As wives and mothers, we have a wonderful opportunity to impact our families and society at large.  We can create such a haven in our homes that our children bring all of their aches, pains and broken hearts to us to be mended.  They will, in turn, bring their friends to be ministered to.  Our husbands will find rest and renewal within the walls of home.  All who enter our gates will see the love of Christ as we minister to their bodies and souls with a cup of tea, a biscuit and a genuine interest in who they are and what is going on in their lives.

I love my family.  It is my great pleasure to love them and serve them in the home we share.  I romance my home so that I can romance my family.


  1. Truly inspirational! So glad to have 'stopped by' today. Granted there was no tea - the internet hasn't figured that part out yet :-) but hospitality nonetheless from having this inspirational post to read

  2. Even your words convey a sense of warmth that comes from your heart. How I wish I could visit you!

  3. Save the Canning JarsJuly 31, 2010 at 7:21 PM

    I had to laugh at your little one at the end of the table without a shirt on. Now why would that make me laugh?

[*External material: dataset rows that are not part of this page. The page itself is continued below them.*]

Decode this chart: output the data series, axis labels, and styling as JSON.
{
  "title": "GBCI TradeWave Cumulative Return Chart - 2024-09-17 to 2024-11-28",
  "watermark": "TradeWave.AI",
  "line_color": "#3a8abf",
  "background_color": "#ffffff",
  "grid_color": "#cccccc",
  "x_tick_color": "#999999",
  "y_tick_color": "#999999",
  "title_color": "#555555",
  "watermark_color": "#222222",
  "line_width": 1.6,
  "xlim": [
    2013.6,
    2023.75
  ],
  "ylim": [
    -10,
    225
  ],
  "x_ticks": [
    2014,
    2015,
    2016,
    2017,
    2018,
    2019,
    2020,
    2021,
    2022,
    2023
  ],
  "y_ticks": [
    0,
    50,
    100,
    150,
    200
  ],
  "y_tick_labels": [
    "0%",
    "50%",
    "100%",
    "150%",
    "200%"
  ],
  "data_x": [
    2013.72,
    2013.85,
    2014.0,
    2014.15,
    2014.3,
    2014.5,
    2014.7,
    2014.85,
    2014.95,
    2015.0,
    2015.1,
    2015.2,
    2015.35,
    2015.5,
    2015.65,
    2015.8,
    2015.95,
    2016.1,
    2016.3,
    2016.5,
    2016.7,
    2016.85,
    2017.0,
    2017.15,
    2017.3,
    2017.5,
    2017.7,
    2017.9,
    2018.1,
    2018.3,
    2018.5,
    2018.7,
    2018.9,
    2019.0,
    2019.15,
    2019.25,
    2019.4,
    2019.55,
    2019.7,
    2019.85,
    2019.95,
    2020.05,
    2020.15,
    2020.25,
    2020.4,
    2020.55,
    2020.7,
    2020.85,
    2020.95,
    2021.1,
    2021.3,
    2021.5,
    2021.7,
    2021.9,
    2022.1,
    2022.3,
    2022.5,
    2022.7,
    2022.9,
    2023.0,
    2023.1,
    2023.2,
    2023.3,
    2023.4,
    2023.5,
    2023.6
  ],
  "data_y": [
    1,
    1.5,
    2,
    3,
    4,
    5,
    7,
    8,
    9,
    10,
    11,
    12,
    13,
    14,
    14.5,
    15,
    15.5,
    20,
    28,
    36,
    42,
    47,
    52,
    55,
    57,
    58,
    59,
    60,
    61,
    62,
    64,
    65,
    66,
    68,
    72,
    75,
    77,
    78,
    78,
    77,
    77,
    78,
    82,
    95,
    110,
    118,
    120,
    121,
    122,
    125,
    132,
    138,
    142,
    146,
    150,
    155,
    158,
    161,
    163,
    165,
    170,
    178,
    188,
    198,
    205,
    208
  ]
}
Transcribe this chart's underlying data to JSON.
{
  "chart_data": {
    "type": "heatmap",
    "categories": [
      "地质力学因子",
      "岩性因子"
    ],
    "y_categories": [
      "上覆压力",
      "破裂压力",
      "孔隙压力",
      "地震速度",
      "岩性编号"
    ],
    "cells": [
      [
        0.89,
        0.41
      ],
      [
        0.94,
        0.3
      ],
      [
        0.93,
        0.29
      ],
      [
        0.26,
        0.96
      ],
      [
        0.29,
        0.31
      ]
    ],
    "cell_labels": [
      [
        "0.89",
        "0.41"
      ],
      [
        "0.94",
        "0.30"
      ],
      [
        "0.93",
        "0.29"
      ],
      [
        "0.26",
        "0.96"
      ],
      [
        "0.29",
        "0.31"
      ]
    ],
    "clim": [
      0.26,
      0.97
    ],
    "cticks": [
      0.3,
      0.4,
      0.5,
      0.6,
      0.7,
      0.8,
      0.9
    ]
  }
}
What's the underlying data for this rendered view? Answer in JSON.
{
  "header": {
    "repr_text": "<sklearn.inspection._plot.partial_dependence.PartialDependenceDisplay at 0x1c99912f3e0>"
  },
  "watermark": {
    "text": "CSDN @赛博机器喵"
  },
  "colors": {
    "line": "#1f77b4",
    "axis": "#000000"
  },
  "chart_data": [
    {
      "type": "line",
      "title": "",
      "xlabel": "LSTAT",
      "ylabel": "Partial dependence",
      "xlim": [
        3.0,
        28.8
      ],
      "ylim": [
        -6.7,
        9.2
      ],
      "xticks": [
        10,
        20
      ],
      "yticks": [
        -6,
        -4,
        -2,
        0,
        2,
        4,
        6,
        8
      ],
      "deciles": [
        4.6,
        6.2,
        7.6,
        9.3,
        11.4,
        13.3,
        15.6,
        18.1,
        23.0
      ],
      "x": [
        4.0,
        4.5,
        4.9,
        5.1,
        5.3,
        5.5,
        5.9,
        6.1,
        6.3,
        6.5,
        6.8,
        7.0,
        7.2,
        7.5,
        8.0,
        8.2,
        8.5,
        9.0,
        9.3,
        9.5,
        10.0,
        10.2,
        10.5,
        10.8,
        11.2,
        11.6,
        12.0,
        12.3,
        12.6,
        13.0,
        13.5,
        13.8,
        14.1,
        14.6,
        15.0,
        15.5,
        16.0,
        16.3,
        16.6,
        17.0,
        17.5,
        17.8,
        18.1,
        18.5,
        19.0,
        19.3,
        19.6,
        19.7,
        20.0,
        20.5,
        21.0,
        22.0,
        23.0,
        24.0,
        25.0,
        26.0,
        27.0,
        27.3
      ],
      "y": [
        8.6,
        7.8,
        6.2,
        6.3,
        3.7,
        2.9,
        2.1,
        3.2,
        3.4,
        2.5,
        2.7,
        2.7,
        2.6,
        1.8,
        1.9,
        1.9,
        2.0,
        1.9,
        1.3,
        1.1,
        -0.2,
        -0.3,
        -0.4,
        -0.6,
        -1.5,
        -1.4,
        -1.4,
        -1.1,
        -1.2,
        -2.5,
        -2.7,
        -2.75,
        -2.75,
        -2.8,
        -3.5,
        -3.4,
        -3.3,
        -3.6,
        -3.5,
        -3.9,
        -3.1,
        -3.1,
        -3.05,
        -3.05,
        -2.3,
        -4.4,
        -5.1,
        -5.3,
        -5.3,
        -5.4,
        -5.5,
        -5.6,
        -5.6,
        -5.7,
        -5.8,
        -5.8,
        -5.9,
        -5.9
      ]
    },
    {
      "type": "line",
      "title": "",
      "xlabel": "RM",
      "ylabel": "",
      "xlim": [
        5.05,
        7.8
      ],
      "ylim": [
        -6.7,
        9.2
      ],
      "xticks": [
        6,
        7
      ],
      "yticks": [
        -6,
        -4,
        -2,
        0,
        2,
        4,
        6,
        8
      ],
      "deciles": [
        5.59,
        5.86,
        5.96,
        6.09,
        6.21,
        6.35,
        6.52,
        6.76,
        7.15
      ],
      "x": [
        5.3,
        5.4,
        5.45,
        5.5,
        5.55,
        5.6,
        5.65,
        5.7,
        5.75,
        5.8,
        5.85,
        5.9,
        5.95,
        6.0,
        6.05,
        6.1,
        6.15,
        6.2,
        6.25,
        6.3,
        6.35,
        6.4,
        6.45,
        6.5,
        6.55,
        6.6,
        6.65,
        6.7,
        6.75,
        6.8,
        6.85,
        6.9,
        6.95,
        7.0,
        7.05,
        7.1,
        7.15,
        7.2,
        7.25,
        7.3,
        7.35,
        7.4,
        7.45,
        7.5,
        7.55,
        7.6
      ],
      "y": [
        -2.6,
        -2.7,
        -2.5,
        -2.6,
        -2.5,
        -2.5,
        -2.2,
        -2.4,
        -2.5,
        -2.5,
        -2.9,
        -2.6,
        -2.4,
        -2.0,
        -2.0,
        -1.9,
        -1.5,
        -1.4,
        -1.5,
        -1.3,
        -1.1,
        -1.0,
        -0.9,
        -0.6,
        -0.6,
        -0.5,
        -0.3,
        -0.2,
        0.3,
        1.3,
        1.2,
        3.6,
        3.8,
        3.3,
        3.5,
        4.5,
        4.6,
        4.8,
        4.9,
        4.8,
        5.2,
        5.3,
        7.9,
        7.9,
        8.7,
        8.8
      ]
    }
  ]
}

    Because my skinny dad passed away about 12 plus years ago this month and he would occasionally slip into his seat for a meal with no shirt on (fork in the right hand...flyswatter in the left). Mom would fuss for him to go put on a shirt, and then he would.

    But he would tell us to shhhh so he could hear the T.V. (usually something from National Geographic like octopus giving birth). Ahhh, dinner and a show! Oh, we were an interesting family!

    And this was high culture compared to my dad's youth. His family fled Oklahoma during the dust bowl and he lived with his mom and 7 siblings in a tent city in Bakersfield ? California, as they were there to pick the crops. He was just a tike (age 2), and each a.m. he was sent out by my grandma to beg his breakfast, after 20 minutes or so, he'd come back with a biscuit in his hand...some other migrant worker taking pity on him and feeding him a little something.

    You're a good mama to work so hard this day to provide wonderful food and a wonderful environment for your children. And the bonus is that their needs will be met in the days ahead as well. Atta Girl!!!

  4. Ms. Enola,

    After reading your blog my husband and I have been discussing the idea of selling out of our mortgage. I must say I am a little spoiled with our lives as they are. ( Big house, only 1 acre)

    I said to him the other day. "Do you think we could live a poorer style happily?" My Husband, who rarely corrects me, immediately said " No Baby, we would be richer and yes we would be happy"

    You are blessing the lives of other so very much. Please keep it up.

    A. Jones

  5. Thank you so much for that post. It reminded me yet again what my highest calling is as a wife and mother.